The Ciutat de la Justícia de Barcelona i l'Hospitalet de Llobregat or just Ciutat de la Justícia (Catalan for City of Justice) is a recent architectural development in the Sants-Montjuïc district of Barcelona and its immediately adjacent suburb of l'Hospitalet de Llobregat, on Gran Via de les Corts Catalanes near Plaça d'Ildefons Cerdà and Plaça d'Europa. It hosts most of the legal departments of the metropolitan area, which were previously located in 17 separate buildings scattered around both cities. It does not include the whole of Barcelona's judicial administration, but shares it with the Palace of Justice of Barcelona, on Passeig de Lluís Companys. The 330,000 square metres it spans are distributed in eight buildings designed by David Chipperfield Architects and Fermín Vázquez.
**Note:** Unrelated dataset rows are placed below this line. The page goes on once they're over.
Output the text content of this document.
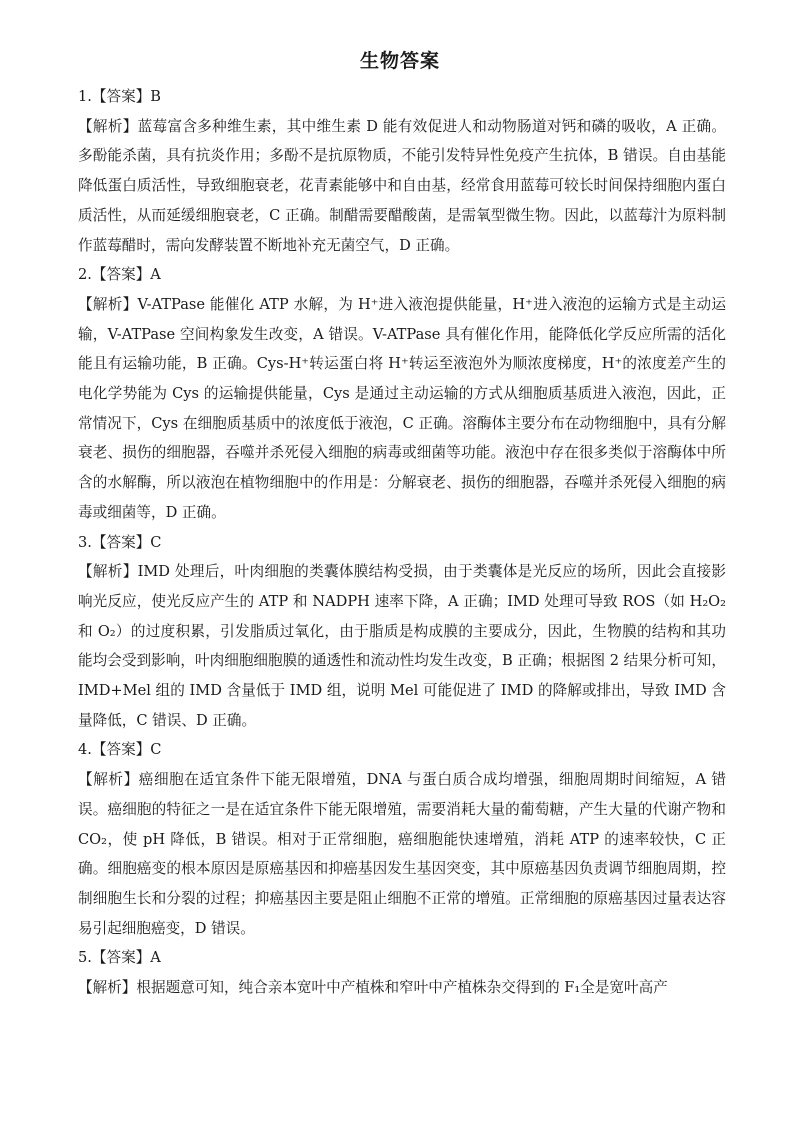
生物答案

1.【答案】B

【解析】蓝莓富含多种维生素，其中维生素 D 能有效促进人和动物肠道对钙和磷的吸收，A 正确。多酚能杀菌，具有抗炎作用；多酚不是抗原物质，不能引发特异性免疫产生抗体，B 错误。自由基能降低蛋白质活性，导致细胞衰老，花青素能够中和自由基，经常食用蓝莓可较长时间保持细胞内蛋白质活性，从而延缓细胞衰老，C 正确。制醋需要醋酸菌，是需氧型微生物。因此，以蓝莓汁为原料制作蓝莓醋时，需向发酵装置不断地补充无菌空气，D 正确。

2.【答案】A

【解析】V-ATPase 能催化 ATP 水解，为 H⁺进入液泡提供能量，H⁺进入液泡的运输方式是主动运输，V-ATPase 空间构象发生改变，A 错误。V-ATPase 具有催化作用，能降低化学反应所需的活化能且有运输功能，B 正确。Cys-H⁺转运蛋白将 H⁺转运至液泡外为顺浓度梯度，H⁺的浓度差产生的电化学势能为 Cys 的运输提供能量，Cys 是通过主动运输的方式从细胞质基质进入液泡，因此，正常情况下，Cys 在细胞质基质中的浓度低于液泡，C 正确。溶酶体主要分布在动物细胞中，具有分解衰老、损伤的细胞器，吞噬并杀死侵入细胞的病毒或细菌等功能。液泡中存在很多类似于溶酶体中所含的水解酶，所以液泡在植物细胞中的作用是：分解衰老、损伤的细胞器，吞噬并杀死侵入细胞的病毒或细菌等，D 正确。

3.【答案】C

【解析】IMD 处理后，叶肉细胞的类囊体膜结构受损，由于类囊体是光反应的场所，因此会直接影响光反应，使光反应产生的 ATP 和 NADPH 速率下降，A 正确；IMD 处理可导致 ROS（如 H₂O₂和 O₂）的过度积累，引发脂质过氧化，由于脂质是构成膜的主要成分，因此，生物膜的结构和其功能均会受到影响，叶肉细胞细胞膜的通透性和流动性均发生改变，B 正确；根据图 2 结果分析可知，IMD+Mel 组的 IMD 含量低于 IMD 组，说明 Mel 可能促进了 IMD 的降解或排出，导致 IMD 含量降低，C 错误、D 正确。

4.【答案】C

【解析】癌细胞在适宜条件下能无限增殖，DNA 与蛋白质合成均增强，细胞周期时间缩短，A 错误。癌细胞的特征之一是在适宜条件下能无限增殖，需要消耗大量的葡萄糖，产生大量的代谢产物和 CO₂，使 pH 降低，B 错误。相对于正常细胞，癌细胞能快速增殖，消耗 ATP 的速率较快，C 正确。细胞癌变的根本原因是原癌基因和抑癌基因发生基因突变，其中原癌基因负责调节细胞周期，控制细胞生长和分裂的过程；抑癌基因主要是阻止细胞不正常的增殖。正常细胞的原癌基因过量表达容易引起细胞癌变，D 错误。

5.【答案】A

【解析】根据题意可知，纯合亲本宽叶中产植株和窄叶中产植株杂交得到的 F₁全是宽叶高产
It was envisioned as part of the urban regeneration program for L'Hospitalet de Llobregat that has taken place over the decades of the 2000s and 2010s.

==Transport==
The Ciutat de la Justícia area can be easily accessed via the Barcelona Metro and Ferrocarrils de la Generalitat de Catalunya station Ildefons Cerdà station - Ciutat de la Justícia. It includes metro lines L8 and L10 as well as suburban lines R5, R6, S33, S4 and S8.